Pour autant, force est de constater que l’encombrement de la justice prud’homale ne permet pas, dans la quasi-totalité des cas, le rendu du jugement sous ce délai d’un mois. Ainsi, bien souvent, lorsque le jugement est prononcé, le salarié n’est plus en poste, la requalification en CDI n’est pas effective et ne peut donc se traduire que par le versement de dommages et intérêts. 

Se pose alors la question de savoir comment faire, en dehors de cette procédure rapide, pour que le salarié qui demande une requalification de son CDD en CDI conserve son emploi.  

Un salarié astucieux, suivi par des conseillers prud’hommes courageux, a peut-être trouvé la solution ! 

Ce dernier enchaînait les CDD, sur un même poste et pour le même employeur, depuis juillet 2009. Le dernier contrat signé devait prendre fin le 31 décembre 2012. 

Avant cette date, il avait saisi le conseil de prud’hommes au fond afin d’obtenir la requalification de ces contrats en CDI. 

Le référé pour obtenir le maintien du contrat jusqu’au prononcé de la décision de justice au fond : une solution ?  

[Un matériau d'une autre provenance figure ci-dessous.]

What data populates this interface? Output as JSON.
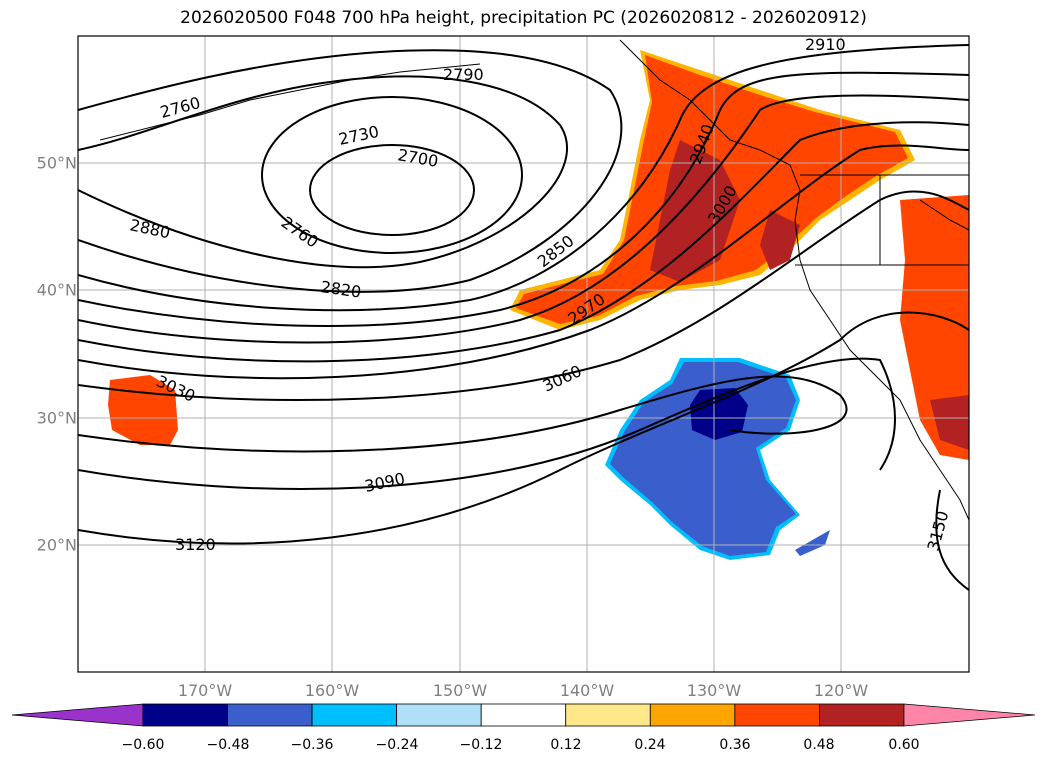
{
  "title": "2026020500 F048 700 hPa height, precipitation PC (2026020812 - 2026020912)",
  "longitude_labels": [
    "170°W",
    "160°W",
    "150°W",
    "140°W",
    "130°W",
    "120°W"
  ],
  "latitude_labels": [
    "50°N",
    "40°N",
    "30°N",
    "20°N"
  ],
  "contour_labels": [
    "2910",
    "2790",
    "2760",
    "2730",
    "2700",
    "2940",
    "3000",
    "2880",
    "2760",
    "2850",
    "2820",
    "2970",
    "3030",
    "3060",
    "3090",
    "3120",
    "3150"
  ],
  "colorbar": {
    "ticks": [
      "−0.60",
      "−0.48",
      "−0.36",
      "−0.24",
      "−0.12",
      "0.12",
      "0.24",
      "0.36",
      "0.48",
      "0.60"
    ],
    "colors": [
      "#9933cc",
      "#000088",
      "#3a5fcd",
      "#00bfff",
      "#b0e0f8",
      "#ffffff",
      "#ffe88a",
      "#ffa500",
      "#ff4500",
      "#b22222",
      "#ff85a8"
    ]
  },
  "colors": {
    "contour": "#000000",
    "grid": "#b0b0b0",
    "coast": "#000000",
    "axis_labels": "#808080"
  }
}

Il a en parallèle saisi le conseil en référé afin d’obtenir le maintien du contrat de travail jusqu’à la décision d’intervenir au fond, ce qu’il a obtenu par une ordonnance rendue avant la fin de son contrat de travail. 

Voilà ici un bon moyen, inédit, pour assurer la continuité du contrat de travail, sous réserve bien évidemment, d’être suivi par les juges du fond. 

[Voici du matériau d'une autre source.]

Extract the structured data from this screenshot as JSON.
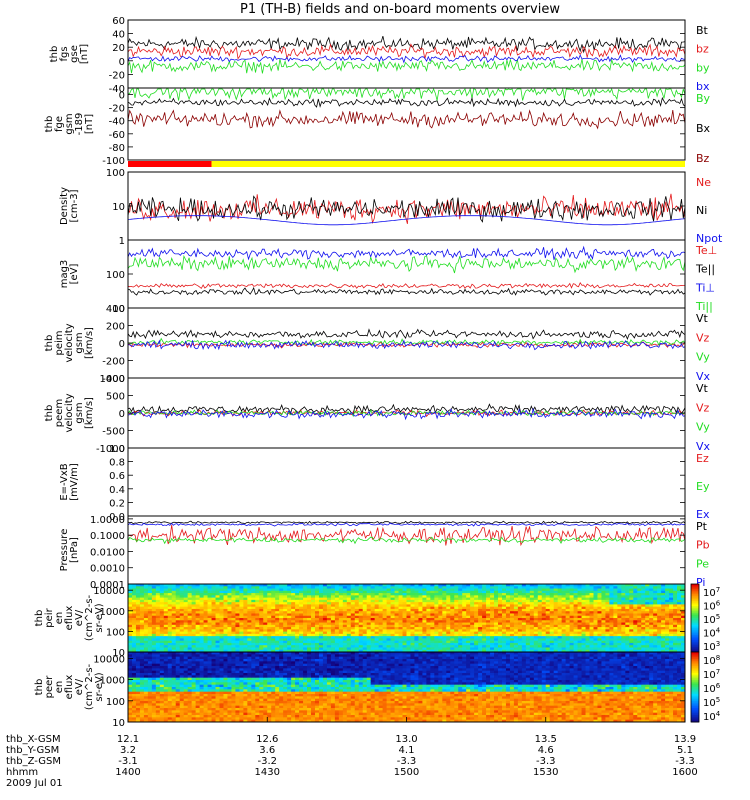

Mais l’affaire ne s’arrête pas là ! L’employeur, lui aussi, a cru bon pouvoir user d’astuces pour contourner l’ordonnance de référé. 

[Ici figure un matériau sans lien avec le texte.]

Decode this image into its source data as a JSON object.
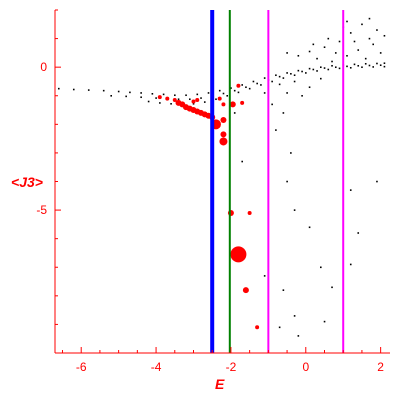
{
  "chart_data": {
    "type": "scatter",
    "title": "",
    "xlabel": "E",
    "ylabel": "<J3>",
    "xlim": [
      -6.7,
      2.25
    ],
    "ylim": [
      -10,
      2
    ],
    "x_ticks": [
      -6,
      -4,
      -2,
      0,
      2
    ],
    "x_tick_labels": [
      "-6",
      "-4",
      "-2",
      "0",
      "2"
    ],
    "y_ticks": [
      0,
      -5
    ],
    "y_tick_labels": [
      "0",
      "-5"
    ],
    "grid": false,
    "vertical_lines": [
      {
        "x": -2.5,
        "color": "#0000ff",
        "style": "thick"
      },
      {
        "x": -2.03,
        "color": "#008000",
        "style": "thin"
      },
      {
        "x": -1.0,
        "color": "#ff00ff",
        "style": "thin"
      },
      {
        "x": 1.0,
        "color": "#ff00ff",
        "style": "thin"
      }
    ],
    "series": [
      {
        "color": "#000000",
        "marker": "dot",
        "points": [
          [
            -6.6,
            -0.75
          ],
          [
            -6.2,
            -0.78
          ],
          [
            -5.8,
            -0.8
          ],
          [
            -5.4,
            -0.82
          ],
          [
            -5.0,
            -0.85
          ],
          [
            -4.7,
            -0.88
          ],
          [
            -4.4,
            -0.9
          ],
          [
            -4.1,
            -0.93
          ],
          [
            -3.8,
            -0.95
          ],
          [
            -3.5,
            -0.98
          ],
          [
            -3.2,
            -0.98
          ],
          [
            -2.9,
            -0.95
          ],
          [
            -2.6,
            -0.9
          ],
          [
            -2.3,
            -0.82
          ],
          [
            -2.0,
            -0.73
          ],
          [
            -1.7,
            -0.62
          ],
          [
            -1.4,
            -0.5
          ],
          [
            -1.1,
            -0.38
          ],
          [
            -0.8,
            -0.28
          ],
          [
            -0.5,
            -0.2
          ],
          [
            -0.2,
            -0.12
          ],
          [
            0.1,
            -0.05
          ],
          [
            0.4,
            0.0
          ],
          [
            0.7,
            0.05
          ],
          [
            1.0,
            0.08
          ],
          [
            1.3,
            0.1
          ],
          [
            1.6,
            0.12
          ],
          [
            1.9,
            0.13
          ],
          [
            2.1,
            0.14
          ],
          [
            -5.2,
            -1.0
          ],
          [
            -4.8,
            -1.02
          ],
          [
            -4.4,
            -1.05
          ],
          [
            -4.0,
            -1.08
          ],
          [
            -3.7,
            -1.1
          ],
          [
            -3.4,
            -1.12
          ],
          [
            -3.1,
            -1.12
          ],
          [
            -2.8,
            -1.08
          ],
          [
            -2.5,
            -1.0
          ],
          [
            -2.2,
            -0.92
          ],
          [
            -1.9,
            -0.82
          ],
          [
            -1.6,
            -0.7
          ],
          [
            -1.3,
            -0.57
          ],
          [
            -1.0,
            -0.45
          ],
          [
            -0.7,
            -0.33
          ],
          [
            -0.4,
            -0.23
          ],
          [
            -0.1,
            -0.15
          ],
          [
            0.2,
            -0.08
          ],
          [
            0.5,
            -0.03
          ],
          [
            0.8,
            0.0
          ],
          [
            1.1,
            0.03
          ],
          [
            1.4,
            0.05
          ],
          [
            1.7,
            0.06
          ],
          [
            2.0,
            0.07
          ],
          [
            -4.2,
            -1.2
          ],
          [
            -3.9,
            -1.25
          ],
          [
            -3.6,
            -1.28
          ],
          [
            -3.3,
            -1.3
          ],
          [
            -3.0,
            -1.28
          ],
          [
            -2.7,
            -1.22
          ],
          [
            -2.4,
            -1.12
          ],
          [
            -2.1,
            -1.0
          ],
          [
            -1.8,
            -0.88
          ],
          [
            -1.5,
            -0.75
          ],
          [
            -1.2,
            -0.62
          ],
          [
            -0.9,
            -0.5
          ],
          [
            -0.6,
            -0.38
          ],
          [
            -0.3,
            -0.28
          ],
          [
            0.0,
            -0.2
          ],
          [
            0.3,
            -0.13
          ],
          [
            0.6,
            -0.08
          ],
          [
            0.9,
            -0.04
          ],
          [
            1.2,
            -0.02
          ],
          [
            1.5,
            0.0
          ],
          [
            1.8,
            0.01
          ],
          [
            2.1,
            0.02
          ],
          [
            -0.5,
            0.5
          ],
          [
            -0.2,
            0.4
          ],
          [
            0.1,
            0.55
          ],
          [
            0.3,
            0.3
          ],
          [
            0.5,
            0.7
          ],
          [
            0.7,
            0.2
          ],
          [
            0.9,
            0.9
          ],
          [
            1.1,
            0.4
          ],
          [
            1.2,
            1.2
          ],
          [
            1.4,
            0.6
          ],
          [
            1.5,
            1.5
          ],
          [
            1.6,
            0.3
          ],
          [
            1.7,
            1.0
          ],
          [
            1.8,
            0.8
          ],
          [
            1.9,
            1.3
          ],
          [
            2.0,
            0.5
          ],
          [
            2.1,
            1.1
          ],
          [
            1.3,
            0.9
          ],
          [
            1.0,
            1.4
          ],
          [
            0.8,
            0.5
          ],
          [
            0.6,
            1.0
          ],
          [
            0.2,
            0.8
          ],
          [
            1.7,
            1.7
          ],
          [
            1.1,
            1.6
          ],
          [
            -0.7,
            -0.6
          ],
          [
            -0.5,
            -0.9
          ],
          [
            -0.3,
            -0.5
          ],
          [
            -0.1,
            -1.0
          ],
          [
            0.1,
            -0.7
          ],
          [
            0.4,
            -0.4
          ],
          [
            -0.9,
            -1.3
          ],
          [
            -0.6,
            -1.6
          ],
          [
            -1.1,
            -0.9
          ],
          [
            -0.8,
            -2.2
          ],
          [
            -0.4,
            -3.0
          ],
          [
            -0.5,
            -4.0
          ],
          [
            -0.3,
            -5.0
          ],
          [
            0.1,
            -5.6
          ],
          [
            1.2,
            -4.3
          ],
          [
            1.4,
            -5.8
          ],
          [
            1.9,
            -4.0
          ],
          [
            -1.1,
            -7.3
          ],
          [
            -0.6,
            -7.8
          ],
          [
            0.4,
            -7.0
          ],
          [
            -0.3,
            -8.7
          ],
          [
            0.5,
            -8.9
          ],
          [
            -0.7,
            -9.1
          ],
          [
            -0.2,
            -9.4
          ],
          [
            0.7,
            -7.7
          ],
          [
            1.2,
            -6.9
          ],
          [
            -1.7,
            -3.3
          ],
          [
            -1.9,
            -1.6
          ]
        ]
      },
      {
        "color": "#ff0000",
        "marker": "filled-circle",
        "points": [
          [
            -3.9,
            -1.05
          ],
          [
            -3.7,
            -1.1
          ],
          [
            -3.5,
            -1.15
          ],
          [
            -3.4,
            -1.25
          ],
          [
            -3.3,
            -1.3
          ],
          [
            -3.2,
            -1.4
          ],
          [
            -3.1,
            -1.45
          ],
          [
            -3.0,
            -1.5
          ],
          [
            -2.9,
            -1.55
          ],
          [
            -2.8,
            -1.6
          ],
          [
            -2.7,
            -1.65
          ],
          [
            -2.6,
            -1.7
          ],
          [
            -2.5,
            -1.75
          ],
          [
            -3.0,
            -1.2
          ],
          [
            -2.9,
            -1.15
          ],
          [
            -2.3,
            -1.1
          ],
          [
            -2.2,
            -1.3
          ],
          [
            -1.95,
            -1.3
          ],
          [
            -1.8,
            -0.65
          ],
          [
            -1.7,
            -1.25
          ],
          [
            -2.2,
            -1.85
          ],
          [
            -2.4,
            -2.0
          ],
          [
            -2.2,
            -2.35
          ],
          [
            -2.2,
            -2.6
          ],
          [
            -2.0,
            -5.1
          ],
          [
            -1.5,
            -5.1
          ],
          [
            -1.8,
            -6.55
          ],
          [
            -1.6,
            -7.8
          ],
          [
            -1.3,
            -9.1
          ]
        ],
        "sizes": [
          2,
          2,
          2,
          3,
          3,
          3,
          3,
          3,
          3,
          3,
          3,
          3,
          3,
          2,
          2,
          2,
          2,
          3,
          2,
          2,
          3,
          5,
          3,
          4,
          3,
          2,
          8,
          3,
          2
        ]
      }
    ]
  }
}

En effet, trois mois plus tard, il informe le salarié qu’il accède à sa demande de requalification des CDD en CDI, en même temps qu’il le convoque à un entretien préalable au licenciement ! Puis le licencie pour insuffisance professionnelle. 

Le salarié ajoute alors à sa demande initiale une demande tendant à la nullité de son licenciement et à sa réintégration, pour violation du droit d’agir en justice. 

Il est débouté par la cour d’appel, qui considère que l’employeur, en transformant le CDD en CDI, a épuisé les effets de l’ordonnance de référé et que par conséquent, les droits fondamentaux du salarié n’ont pas été violés. 

Elle rejette par conséquent la demande de réintégration dans la mesure où, selon elle, aucun droit fondamental n’a été atteint. 

La Cour de cassation, alors saisie du pourvoi, a dû répondre aux questions suivantes. 

  • L’employeur peut-il contourner l’ordonnance de référé en requalifiant lui-même le contrat en CDI, puis prononcer un licenciement sans porter atteinte au droit d’agir en justice ?

Sur le fondement des articles L.1121-1(2) du Code du travail et 6.1 de la Convention européenne de sauvegarde des droits de l’homme et des libertés fondamentales, et après avoir rappelé le principe selon lequel « est nul comme portant atteinte à une liberté fondamentale le licenciement intervenu en raison d’une action en justice introduite par le salarié », la Cour de cassation casse l’arrêt de la cour d’appel. 

Elle précise que « l’employeur n’avait pas, en licenciant le salarié le 19 avril 2013, respecté les dispositions de l’ordonnance de référé qui prescrivaient la poursuite du contrat de travail jusqu’à l’intervention de la décision au fond du conseil de prud’hommes ». 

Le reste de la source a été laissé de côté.